OSL performs and produces in a variety of formats, including orchestra and chamber music series curated expressly for each of Carnegie Hall’s iconic venues; programs focused on contemporary composers, presented throughout the five boroughs of New York City; collaborations with Paul Taylor Dance Company at Lincoln Center, a composition institute which creates new works each season; and much more.
Orchestra of St. Luke's has premiered more than 100 orchestral and chamber works by such composers as John Adams, Joan Tower, Gabriela Lena Frank, Valerie Coleman, Anthony Davis, Nicholas Maw, André Previn, George Tsontakis, Bryce Dessner, Ellen Taaffe Zwilich, and Alma Deutscher.

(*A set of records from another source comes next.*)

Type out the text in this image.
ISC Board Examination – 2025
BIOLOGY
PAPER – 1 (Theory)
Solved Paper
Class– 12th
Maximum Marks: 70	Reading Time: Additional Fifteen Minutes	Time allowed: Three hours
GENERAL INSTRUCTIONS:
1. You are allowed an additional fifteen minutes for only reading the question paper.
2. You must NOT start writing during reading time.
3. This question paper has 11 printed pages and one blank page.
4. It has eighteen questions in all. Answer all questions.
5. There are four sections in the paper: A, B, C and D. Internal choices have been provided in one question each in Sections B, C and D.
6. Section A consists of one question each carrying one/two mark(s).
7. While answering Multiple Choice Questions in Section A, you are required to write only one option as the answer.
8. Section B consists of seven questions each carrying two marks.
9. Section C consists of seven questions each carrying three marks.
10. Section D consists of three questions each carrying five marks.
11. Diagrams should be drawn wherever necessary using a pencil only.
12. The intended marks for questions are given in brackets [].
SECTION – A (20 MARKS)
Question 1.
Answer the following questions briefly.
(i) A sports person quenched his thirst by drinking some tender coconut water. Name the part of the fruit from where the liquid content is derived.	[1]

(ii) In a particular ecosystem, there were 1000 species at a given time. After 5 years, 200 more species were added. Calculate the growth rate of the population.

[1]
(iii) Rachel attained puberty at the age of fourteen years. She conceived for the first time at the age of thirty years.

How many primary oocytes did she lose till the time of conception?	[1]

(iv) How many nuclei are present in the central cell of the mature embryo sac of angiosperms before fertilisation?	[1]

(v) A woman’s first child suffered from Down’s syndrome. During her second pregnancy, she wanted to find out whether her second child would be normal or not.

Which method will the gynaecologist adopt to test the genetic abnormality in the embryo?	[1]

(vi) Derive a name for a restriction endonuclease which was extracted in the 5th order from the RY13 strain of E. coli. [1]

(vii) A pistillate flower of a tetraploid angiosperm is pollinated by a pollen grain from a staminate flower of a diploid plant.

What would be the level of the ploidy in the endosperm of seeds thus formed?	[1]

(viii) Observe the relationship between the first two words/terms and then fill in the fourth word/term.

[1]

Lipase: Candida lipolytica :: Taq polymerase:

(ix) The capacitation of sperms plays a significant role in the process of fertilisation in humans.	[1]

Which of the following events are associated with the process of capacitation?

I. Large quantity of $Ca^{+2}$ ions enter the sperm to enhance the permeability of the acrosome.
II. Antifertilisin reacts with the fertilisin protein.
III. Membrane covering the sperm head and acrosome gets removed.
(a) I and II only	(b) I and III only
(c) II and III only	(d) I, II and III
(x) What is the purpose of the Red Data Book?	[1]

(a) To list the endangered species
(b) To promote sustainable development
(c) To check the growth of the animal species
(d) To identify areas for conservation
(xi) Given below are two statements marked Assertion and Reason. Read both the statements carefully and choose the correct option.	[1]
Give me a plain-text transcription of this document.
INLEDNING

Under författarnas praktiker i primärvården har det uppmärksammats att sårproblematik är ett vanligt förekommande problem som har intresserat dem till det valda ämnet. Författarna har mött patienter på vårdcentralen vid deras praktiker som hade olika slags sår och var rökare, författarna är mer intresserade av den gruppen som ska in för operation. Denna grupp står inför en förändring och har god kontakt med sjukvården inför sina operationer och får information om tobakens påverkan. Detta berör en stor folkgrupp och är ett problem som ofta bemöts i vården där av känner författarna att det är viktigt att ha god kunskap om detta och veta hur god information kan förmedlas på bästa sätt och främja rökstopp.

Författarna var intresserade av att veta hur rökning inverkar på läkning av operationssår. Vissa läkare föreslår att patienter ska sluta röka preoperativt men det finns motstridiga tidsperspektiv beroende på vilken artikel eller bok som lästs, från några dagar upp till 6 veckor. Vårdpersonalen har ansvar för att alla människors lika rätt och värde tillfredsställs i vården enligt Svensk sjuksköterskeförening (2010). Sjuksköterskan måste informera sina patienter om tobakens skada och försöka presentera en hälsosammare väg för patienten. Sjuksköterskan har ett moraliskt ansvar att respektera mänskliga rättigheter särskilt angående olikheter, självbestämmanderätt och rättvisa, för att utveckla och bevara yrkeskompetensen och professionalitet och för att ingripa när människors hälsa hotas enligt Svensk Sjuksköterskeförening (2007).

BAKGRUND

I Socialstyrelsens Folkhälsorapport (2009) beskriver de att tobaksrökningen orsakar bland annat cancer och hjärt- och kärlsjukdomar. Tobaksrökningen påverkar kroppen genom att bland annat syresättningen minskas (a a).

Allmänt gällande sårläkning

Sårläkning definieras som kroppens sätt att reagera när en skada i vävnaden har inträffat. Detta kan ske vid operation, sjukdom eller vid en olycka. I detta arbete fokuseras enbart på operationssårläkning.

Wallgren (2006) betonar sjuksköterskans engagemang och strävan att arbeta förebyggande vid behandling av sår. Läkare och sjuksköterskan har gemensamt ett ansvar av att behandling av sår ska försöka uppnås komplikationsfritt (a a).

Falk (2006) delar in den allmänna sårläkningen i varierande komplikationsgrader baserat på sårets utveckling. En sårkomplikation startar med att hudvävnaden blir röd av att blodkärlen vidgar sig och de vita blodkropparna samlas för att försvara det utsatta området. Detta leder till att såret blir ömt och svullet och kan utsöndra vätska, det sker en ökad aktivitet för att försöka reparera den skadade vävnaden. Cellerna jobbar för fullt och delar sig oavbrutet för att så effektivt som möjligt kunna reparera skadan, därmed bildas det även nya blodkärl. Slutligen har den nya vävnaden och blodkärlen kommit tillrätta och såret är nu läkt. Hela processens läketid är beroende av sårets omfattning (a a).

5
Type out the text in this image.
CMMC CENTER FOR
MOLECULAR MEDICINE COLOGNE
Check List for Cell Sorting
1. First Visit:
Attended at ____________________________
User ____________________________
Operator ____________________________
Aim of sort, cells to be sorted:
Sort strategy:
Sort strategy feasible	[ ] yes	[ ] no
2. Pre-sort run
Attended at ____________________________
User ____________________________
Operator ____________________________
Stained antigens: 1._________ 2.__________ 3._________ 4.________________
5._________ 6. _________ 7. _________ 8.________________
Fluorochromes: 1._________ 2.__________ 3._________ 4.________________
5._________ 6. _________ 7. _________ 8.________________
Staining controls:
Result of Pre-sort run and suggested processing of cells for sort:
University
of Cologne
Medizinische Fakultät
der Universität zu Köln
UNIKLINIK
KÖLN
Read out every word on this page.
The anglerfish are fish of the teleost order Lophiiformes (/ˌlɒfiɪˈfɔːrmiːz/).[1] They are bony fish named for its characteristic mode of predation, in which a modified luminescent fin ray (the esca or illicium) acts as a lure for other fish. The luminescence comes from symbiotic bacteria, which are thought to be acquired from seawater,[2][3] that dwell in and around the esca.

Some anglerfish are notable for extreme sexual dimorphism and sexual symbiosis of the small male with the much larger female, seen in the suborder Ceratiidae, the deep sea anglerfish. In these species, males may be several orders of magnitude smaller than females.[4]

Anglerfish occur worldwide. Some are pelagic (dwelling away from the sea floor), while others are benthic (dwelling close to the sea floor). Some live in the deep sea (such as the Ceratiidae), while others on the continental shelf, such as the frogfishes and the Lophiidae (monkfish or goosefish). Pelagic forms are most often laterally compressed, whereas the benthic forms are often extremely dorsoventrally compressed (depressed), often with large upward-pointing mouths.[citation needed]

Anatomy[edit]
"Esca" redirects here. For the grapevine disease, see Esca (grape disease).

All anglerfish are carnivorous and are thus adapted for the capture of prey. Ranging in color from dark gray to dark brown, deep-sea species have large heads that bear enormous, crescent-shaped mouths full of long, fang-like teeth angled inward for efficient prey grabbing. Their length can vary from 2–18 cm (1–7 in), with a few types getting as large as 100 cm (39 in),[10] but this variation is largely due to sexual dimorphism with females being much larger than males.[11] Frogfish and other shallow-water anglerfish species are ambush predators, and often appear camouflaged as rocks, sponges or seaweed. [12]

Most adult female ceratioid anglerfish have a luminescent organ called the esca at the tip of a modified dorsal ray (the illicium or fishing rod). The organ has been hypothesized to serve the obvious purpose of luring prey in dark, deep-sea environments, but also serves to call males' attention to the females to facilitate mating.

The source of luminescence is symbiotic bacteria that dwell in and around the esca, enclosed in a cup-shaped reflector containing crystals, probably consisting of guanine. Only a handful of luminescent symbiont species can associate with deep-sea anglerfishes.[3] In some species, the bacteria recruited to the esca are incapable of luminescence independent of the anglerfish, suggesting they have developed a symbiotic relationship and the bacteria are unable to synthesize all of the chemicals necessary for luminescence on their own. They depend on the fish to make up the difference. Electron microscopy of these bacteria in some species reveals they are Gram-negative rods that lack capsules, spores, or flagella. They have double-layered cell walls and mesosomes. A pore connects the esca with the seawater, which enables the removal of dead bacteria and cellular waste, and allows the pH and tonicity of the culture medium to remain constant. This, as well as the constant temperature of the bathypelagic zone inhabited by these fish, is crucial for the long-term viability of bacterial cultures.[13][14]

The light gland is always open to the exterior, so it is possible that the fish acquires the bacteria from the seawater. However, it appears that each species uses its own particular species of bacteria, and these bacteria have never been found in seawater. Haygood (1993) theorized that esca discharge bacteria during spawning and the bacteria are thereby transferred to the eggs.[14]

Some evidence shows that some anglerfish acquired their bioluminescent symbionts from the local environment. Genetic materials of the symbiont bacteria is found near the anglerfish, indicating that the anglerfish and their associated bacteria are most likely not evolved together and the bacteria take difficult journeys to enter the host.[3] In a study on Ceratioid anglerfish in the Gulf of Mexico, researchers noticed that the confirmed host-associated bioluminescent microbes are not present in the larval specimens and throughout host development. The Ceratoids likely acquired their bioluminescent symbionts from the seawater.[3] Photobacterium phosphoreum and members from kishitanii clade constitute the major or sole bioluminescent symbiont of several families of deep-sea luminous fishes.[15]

The orchestra has appeared on more than 100 recordings, four of which have won Grammy Awards: John Adams's Nixon in China, Samuel Barber's Knoxville: Summer of 1915, Listen to the Storyteller with Wynton Marsalis, and Bel Canto with Renée Fleming. In 2003, the orchestra launched its own record label, St. Luke's Collection.
The organization of the orchestra's musicians falls into a three-tier roster, with the second tier of 20 players utilized for chamber orchestra concerts, and the third tier of 20 to 30 musicians used in concerts that require larger ensembles. https://oslmusic.org/about-osl/about-orchestra-of-st-lukes-osl/
The Tribute Chorale is a group of 44 professional singers, drawn from the top choruses in the New York City area. The Chorale will be prepared by Vladimiras Konstantinovas of the Klaipeda State Music Theatre, Lithuania.